Yapoah Crater is a cinder cone in the Cascade Range of Central Oregon, located within the Three Sisters Wilderness. It sits on the boundary between Deschutes National Forest and Willamette National Forest, just north of North Sister.

The crater is prominent for its stark, largely unvegetated basaltic lava fields and its proximity to the Pacific Crest Trail (PCT), which loops around the base of the cone.

== Etymology ==
The name "Yapoah" is derived from a Native American term (likely from the Sahaptin or Klamath languages) meaning "isolated hill" or "isolated eminence", referencing the cone's distinct silhouette rising above the surrounding lava plains.

== Geology ==
Yapoah Crater is one of the younger volcanic vents in the High Cascades, with its last major eruptive period estimated to have occurred roughly 2,600 to 2,000 years ago.

The mountain is composed primarily of red, black, and yellow basaltic scoria and volcanic bombs.
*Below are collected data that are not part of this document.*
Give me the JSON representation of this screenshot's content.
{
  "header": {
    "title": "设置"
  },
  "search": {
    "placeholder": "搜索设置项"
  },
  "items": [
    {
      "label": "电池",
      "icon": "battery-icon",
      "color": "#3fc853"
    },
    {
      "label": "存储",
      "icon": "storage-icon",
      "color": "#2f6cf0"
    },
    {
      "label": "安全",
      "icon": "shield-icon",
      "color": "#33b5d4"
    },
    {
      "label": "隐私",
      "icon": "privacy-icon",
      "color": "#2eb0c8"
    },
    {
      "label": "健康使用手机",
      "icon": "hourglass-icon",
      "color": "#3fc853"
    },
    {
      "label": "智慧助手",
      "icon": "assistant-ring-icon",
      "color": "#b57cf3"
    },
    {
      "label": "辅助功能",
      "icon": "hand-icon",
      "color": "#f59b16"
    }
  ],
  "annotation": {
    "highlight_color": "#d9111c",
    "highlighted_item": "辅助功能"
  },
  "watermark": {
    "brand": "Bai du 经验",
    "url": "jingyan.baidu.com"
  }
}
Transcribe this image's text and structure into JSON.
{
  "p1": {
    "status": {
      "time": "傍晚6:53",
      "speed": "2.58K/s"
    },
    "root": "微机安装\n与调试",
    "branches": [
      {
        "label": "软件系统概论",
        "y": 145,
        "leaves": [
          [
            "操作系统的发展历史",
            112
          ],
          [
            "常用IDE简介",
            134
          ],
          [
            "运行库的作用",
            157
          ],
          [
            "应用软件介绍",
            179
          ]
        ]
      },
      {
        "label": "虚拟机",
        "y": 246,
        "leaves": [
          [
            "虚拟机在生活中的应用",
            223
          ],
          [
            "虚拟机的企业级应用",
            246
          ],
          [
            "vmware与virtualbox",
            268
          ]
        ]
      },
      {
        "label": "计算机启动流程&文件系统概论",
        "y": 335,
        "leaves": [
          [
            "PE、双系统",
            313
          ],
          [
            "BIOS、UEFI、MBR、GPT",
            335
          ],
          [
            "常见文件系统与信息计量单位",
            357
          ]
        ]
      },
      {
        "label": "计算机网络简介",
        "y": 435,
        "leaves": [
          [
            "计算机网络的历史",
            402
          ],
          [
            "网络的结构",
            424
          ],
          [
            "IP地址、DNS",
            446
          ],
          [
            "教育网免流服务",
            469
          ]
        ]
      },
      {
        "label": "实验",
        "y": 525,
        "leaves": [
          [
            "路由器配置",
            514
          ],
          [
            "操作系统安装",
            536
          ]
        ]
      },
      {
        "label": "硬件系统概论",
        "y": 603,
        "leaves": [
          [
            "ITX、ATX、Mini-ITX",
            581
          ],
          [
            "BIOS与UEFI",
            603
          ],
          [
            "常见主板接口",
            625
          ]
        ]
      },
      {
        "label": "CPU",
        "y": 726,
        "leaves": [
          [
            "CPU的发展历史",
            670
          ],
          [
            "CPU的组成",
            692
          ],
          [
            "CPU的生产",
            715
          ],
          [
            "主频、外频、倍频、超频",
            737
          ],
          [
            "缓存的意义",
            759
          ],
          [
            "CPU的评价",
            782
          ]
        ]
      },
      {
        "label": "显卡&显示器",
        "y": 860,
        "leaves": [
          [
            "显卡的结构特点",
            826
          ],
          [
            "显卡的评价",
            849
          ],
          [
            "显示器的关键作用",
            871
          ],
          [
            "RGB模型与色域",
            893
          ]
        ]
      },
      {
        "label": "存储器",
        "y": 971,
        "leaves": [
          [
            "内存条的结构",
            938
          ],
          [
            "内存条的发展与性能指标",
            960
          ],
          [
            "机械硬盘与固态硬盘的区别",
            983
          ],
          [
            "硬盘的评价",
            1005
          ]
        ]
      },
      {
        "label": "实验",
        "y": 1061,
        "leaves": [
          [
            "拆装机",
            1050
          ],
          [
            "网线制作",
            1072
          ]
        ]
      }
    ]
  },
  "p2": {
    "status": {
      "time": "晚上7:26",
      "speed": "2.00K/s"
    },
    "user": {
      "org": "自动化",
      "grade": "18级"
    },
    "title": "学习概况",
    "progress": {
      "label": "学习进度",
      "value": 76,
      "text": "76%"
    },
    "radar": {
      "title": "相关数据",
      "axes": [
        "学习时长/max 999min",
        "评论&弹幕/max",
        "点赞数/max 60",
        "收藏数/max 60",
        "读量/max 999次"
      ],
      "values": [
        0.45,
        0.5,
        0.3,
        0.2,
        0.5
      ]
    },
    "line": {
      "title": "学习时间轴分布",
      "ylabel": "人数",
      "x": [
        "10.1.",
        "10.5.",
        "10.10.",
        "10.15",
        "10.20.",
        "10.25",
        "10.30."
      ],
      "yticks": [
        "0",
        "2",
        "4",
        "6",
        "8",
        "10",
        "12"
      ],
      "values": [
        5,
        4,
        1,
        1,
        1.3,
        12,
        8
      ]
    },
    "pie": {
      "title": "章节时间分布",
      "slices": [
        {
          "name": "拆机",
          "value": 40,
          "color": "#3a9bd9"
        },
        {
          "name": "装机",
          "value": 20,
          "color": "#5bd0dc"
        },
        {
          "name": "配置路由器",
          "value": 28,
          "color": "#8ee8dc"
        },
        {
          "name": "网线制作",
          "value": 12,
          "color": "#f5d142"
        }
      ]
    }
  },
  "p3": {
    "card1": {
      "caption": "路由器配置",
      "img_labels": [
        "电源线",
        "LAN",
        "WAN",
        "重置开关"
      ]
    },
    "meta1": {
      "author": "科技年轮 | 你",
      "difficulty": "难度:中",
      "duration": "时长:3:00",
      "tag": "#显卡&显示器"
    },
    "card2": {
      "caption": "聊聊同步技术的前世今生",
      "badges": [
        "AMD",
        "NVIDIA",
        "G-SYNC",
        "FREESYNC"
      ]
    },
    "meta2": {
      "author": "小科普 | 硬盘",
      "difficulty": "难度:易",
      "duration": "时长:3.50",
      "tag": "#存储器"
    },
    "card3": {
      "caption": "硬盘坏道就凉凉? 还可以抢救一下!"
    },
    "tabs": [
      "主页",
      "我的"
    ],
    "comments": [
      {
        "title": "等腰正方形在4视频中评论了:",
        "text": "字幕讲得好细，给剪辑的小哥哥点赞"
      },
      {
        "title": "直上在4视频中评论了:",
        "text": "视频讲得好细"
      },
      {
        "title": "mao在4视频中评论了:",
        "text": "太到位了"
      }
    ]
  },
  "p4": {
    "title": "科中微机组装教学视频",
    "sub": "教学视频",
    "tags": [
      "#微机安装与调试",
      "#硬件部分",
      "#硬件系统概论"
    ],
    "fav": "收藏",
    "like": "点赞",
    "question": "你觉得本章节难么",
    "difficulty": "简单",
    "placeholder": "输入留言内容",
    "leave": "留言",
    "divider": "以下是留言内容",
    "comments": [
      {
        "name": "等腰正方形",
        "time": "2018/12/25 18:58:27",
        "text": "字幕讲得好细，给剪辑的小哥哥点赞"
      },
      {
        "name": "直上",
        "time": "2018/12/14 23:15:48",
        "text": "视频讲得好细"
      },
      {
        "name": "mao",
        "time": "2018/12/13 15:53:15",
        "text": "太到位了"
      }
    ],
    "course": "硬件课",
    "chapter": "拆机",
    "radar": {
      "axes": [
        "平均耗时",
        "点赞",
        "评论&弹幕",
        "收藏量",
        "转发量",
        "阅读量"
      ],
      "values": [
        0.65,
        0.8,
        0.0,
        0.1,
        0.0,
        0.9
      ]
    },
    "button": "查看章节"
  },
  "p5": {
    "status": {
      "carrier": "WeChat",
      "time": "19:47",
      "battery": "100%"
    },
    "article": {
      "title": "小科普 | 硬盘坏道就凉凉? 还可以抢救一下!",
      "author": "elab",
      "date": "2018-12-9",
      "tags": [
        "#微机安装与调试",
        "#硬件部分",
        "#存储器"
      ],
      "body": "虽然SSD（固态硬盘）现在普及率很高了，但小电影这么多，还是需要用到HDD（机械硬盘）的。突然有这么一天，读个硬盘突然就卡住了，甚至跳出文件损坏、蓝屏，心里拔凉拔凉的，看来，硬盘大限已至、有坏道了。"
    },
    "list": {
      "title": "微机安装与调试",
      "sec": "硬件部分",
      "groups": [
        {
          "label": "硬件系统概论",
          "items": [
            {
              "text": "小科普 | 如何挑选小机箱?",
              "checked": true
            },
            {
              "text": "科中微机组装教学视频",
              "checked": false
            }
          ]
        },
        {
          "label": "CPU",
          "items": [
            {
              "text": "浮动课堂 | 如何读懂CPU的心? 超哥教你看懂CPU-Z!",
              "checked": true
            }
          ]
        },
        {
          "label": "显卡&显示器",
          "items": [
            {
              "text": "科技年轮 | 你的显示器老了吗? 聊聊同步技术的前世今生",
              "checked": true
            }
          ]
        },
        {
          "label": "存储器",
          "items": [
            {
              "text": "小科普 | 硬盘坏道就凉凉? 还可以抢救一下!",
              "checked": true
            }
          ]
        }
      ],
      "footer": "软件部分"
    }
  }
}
Unlike many cinder cones in the region, Yapoah's cone is unbreached; its massive lava flows are believed to have originated from a vent at the base of the structure rather than spilling over the rim, or the cone itself was built over the primary vent during the final explosive phases of the eruption.

A massive plug of black basalt stands directly near the center of the inner crater pit.

=== Lava flows ===
Between 2,600 and 2,900 years ago, Yapoah discharged a massive volume of aa lava that traveled approximately 5 mi north and east toward McKenzie Pass.

== Recreation ==
The Pacific Crest Trail provides the primary access to Yapoah Crater, tracing around its western and northern base. A well-established user trail splits from the PCT on the northwest side of the cone, allowing hikers to ascend through loose scoria to the crater rim. From the summit at 6737 ft, hikers are provided panoramic views of the Cascade chain, stretching from Mount Hood in the north to the Three Sisters and Diamond Peak to the south.